The relationship between Vincent and Alexia/Adrien is one of redemption between two deeply broken loners, two outcasts who have decided to accept one another. Their dual alienation, as well as unexpected paternal bond, is echoed in the American folk standard “Wayfaring Stranger” that appears twice in the film by two different musicians: first by 16 Horsepower, during the opening credits and briefly on the radio before Alexia’s childhood car crash and second by Lisa Abbott, during Alexia/Adrien’s seductive gender-fucking striptease on the top of a fire truck. Both instances use the lyrics of this song differently. At first, “Wayfaring Stranger” seems to refer to both Alexia/Adrien and Vincent’s estrangement from society (“I’m just a poor wayfaring stranger/Traveling through this world below”). Yet in its final usage, Alexia/Adrien’s employs the song to resurrect her past life as a car showgirl, erotically dancing while dressed as a missing boy.
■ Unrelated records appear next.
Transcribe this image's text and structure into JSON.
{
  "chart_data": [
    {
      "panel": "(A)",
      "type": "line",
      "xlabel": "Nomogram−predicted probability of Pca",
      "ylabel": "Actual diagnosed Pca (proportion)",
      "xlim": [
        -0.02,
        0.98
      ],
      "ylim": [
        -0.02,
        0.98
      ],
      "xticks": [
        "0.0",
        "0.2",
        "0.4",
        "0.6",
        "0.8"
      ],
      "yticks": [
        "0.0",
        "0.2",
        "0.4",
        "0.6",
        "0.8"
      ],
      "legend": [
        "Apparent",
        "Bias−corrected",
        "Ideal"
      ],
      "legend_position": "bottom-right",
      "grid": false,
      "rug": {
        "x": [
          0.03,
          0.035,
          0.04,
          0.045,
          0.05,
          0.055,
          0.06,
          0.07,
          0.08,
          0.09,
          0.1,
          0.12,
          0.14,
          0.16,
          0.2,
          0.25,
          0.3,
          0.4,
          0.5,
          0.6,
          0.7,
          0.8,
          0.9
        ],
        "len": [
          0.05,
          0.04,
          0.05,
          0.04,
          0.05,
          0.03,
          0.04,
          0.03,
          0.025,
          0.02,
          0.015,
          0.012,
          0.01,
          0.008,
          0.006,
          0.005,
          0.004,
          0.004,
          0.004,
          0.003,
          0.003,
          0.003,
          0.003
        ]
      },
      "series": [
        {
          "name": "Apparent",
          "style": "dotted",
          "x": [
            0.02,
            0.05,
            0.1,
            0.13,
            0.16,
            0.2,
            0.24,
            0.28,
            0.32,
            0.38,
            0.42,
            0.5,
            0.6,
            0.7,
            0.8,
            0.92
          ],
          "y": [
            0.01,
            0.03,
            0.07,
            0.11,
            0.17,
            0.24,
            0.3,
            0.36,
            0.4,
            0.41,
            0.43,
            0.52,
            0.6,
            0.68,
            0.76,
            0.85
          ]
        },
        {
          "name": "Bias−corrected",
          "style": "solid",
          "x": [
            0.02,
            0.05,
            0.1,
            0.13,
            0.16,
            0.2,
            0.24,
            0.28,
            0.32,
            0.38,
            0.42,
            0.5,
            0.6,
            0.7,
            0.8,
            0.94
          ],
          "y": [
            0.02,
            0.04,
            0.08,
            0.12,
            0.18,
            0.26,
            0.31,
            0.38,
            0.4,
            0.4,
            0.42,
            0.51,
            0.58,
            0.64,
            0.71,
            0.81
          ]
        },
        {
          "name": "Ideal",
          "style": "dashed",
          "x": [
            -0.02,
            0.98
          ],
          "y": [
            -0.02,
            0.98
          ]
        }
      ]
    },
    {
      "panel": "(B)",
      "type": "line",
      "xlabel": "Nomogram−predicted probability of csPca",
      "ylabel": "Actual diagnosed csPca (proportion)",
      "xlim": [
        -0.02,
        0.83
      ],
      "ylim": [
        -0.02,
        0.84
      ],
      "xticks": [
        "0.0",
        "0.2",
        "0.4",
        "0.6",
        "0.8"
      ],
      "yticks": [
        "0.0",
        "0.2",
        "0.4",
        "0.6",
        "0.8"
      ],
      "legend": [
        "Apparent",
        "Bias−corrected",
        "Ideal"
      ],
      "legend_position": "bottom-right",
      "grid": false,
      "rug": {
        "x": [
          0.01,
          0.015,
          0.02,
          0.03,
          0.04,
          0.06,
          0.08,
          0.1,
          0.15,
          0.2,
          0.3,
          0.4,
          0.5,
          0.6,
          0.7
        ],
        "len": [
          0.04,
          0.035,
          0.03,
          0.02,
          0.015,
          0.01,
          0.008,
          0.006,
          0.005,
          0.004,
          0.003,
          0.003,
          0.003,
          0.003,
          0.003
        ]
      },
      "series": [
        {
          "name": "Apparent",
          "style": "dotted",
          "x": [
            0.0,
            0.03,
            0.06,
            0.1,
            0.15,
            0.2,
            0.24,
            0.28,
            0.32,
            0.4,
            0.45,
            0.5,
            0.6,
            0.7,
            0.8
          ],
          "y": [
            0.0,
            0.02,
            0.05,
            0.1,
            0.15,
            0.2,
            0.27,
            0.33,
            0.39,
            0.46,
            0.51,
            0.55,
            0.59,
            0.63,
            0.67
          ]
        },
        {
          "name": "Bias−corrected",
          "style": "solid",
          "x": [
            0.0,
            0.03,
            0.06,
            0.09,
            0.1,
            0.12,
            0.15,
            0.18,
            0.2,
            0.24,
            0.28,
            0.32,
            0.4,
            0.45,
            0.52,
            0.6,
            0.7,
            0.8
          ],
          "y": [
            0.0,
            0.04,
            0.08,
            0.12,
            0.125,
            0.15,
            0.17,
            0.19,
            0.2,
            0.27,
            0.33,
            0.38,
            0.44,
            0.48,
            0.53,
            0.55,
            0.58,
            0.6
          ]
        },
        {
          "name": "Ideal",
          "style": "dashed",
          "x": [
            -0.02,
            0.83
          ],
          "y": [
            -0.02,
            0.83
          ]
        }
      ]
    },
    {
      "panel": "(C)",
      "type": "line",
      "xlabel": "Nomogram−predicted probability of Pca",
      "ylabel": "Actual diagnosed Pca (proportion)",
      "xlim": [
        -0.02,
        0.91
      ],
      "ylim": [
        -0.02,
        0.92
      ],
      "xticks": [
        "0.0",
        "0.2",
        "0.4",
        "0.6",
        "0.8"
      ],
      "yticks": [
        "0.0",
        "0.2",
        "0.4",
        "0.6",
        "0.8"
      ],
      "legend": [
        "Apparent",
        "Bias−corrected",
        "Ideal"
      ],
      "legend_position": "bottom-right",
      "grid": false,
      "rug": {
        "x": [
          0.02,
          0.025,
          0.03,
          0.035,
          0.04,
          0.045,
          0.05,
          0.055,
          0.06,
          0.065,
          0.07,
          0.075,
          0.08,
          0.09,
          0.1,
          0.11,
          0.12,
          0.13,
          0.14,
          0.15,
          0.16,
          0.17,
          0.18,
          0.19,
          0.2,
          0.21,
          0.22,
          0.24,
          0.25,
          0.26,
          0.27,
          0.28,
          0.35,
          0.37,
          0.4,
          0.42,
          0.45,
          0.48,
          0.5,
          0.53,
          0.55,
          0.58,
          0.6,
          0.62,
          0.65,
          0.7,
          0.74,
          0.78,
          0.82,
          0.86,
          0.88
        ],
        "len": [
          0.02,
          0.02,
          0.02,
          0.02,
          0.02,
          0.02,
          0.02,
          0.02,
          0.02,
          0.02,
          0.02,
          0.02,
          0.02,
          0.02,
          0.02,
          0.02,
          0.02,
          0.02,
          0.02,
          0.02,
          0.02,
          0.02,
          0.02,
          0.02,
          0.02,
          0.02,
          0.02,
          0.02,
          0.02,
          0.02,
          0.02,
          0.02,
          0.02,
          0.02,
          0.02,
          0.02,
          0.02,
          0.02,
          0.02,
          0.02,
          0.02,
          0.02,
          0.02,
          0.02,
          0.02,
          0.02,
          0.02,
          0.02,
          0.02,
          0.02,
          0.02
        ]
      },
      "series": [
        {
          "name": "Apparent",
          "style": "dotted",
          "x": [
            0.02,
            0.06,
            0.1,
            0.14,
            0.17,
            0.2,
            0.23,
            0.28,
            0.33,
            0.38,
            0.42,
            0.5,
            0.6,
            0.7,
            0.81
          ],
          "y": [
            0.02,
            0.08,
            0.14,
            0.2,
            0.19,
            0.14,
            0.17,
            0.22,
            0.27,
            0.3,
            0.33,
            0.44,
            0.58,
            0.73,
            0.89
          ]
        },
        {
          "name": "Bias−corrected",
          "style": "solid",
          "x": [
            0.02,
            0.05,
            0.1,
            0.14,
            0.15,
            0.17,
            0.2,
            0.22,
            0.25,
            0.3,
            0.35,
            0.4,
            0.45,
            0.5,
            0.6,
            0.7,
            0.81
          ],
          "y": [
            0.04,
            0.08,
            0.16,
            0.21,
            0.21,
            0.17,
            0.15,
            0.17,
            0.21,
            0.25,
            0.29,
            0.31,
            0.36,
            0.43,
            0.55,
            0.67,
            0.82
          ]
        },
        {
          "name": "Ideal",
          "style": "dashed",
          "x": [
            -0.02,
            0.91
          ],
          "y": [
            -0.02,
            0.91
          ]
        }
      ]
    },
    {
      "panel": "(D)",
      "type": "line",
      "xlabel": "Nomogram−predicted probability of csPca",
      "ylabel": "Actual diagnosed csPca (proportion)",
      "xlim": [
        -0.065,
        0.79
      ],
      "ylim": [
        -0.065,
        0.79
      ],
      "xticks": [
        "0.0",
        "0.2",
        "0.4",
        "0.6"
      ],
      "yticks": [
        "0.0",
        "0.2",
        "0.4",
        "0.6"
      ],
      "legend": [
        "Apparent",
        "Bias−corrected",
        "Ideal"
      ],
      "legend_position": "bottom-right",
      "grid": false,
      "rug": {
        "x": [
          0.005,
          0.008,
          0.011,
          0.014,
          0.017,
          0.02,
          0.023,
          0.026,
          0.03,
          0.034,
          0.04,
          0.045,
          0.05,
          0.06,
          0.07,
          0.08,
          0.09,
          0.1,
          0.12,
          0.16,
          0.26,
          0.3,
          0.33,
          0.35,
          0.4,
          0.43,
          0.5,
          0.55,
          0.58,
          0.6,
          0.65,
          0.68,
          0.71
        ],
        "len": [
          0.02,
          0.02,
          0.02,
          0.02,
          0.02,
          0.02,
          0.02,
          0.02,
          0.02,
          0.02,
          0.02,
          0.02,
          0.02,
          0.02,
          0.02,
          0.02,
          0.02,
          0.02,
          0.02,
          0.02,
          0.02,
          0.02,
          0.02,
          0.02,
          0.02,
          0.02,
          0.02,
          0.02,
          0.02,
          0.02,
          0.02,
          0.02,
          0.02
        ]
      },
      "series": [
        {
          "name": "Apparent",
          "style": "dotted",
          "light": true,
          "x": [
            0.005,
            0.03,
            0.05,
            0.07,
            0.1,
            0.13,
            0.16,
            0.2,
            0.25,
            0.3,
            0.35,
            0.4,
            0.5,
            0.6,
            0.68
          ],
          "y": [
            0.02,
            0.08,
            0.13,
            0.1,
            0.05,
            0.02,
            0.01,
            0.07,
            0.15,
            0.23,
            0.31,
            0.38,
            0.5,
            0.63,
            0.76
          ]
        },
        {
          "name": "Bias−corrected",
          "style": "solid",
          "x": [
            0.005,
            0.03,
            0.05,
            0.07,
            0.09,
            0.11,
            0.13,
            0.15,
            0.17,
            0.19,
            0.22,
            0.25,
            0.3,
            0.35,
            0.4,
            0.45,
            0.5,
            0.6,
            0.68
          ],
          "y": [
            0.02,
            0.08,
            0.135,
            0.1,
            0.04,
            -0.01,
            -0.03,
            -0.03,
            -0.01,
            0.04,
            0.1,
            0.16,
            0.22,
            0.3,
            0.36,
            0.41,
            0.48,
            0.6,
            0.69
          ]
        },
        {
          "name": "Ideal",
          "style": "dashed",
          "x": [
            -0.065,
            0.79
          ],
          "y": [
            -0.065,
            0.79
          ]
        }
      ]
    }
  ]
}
Combining these two aspects of her identity–one presumed real and the other assumed, this scene depicts a complete inhabitation of her own body (to the horror of the other firefighters who can’t believe what they’re seeing). Likewise, there is a redeeming transcendence found at the end of “Wayfaring Stranger” with the repeated lines: “So I’m just going over Jordan/I’m just going over home.” It’s as if Alexia/Adrien found a home with Vincent, and he with her as his son.

Of course, this salvation doesn’t last. I mean, does it ever? And concluding with a final semi-ok-not-really virginal, gut-ripping birth scene set to soaring religious operatics, Titane just might be the perfect cozy Christmas film for the entire family this year!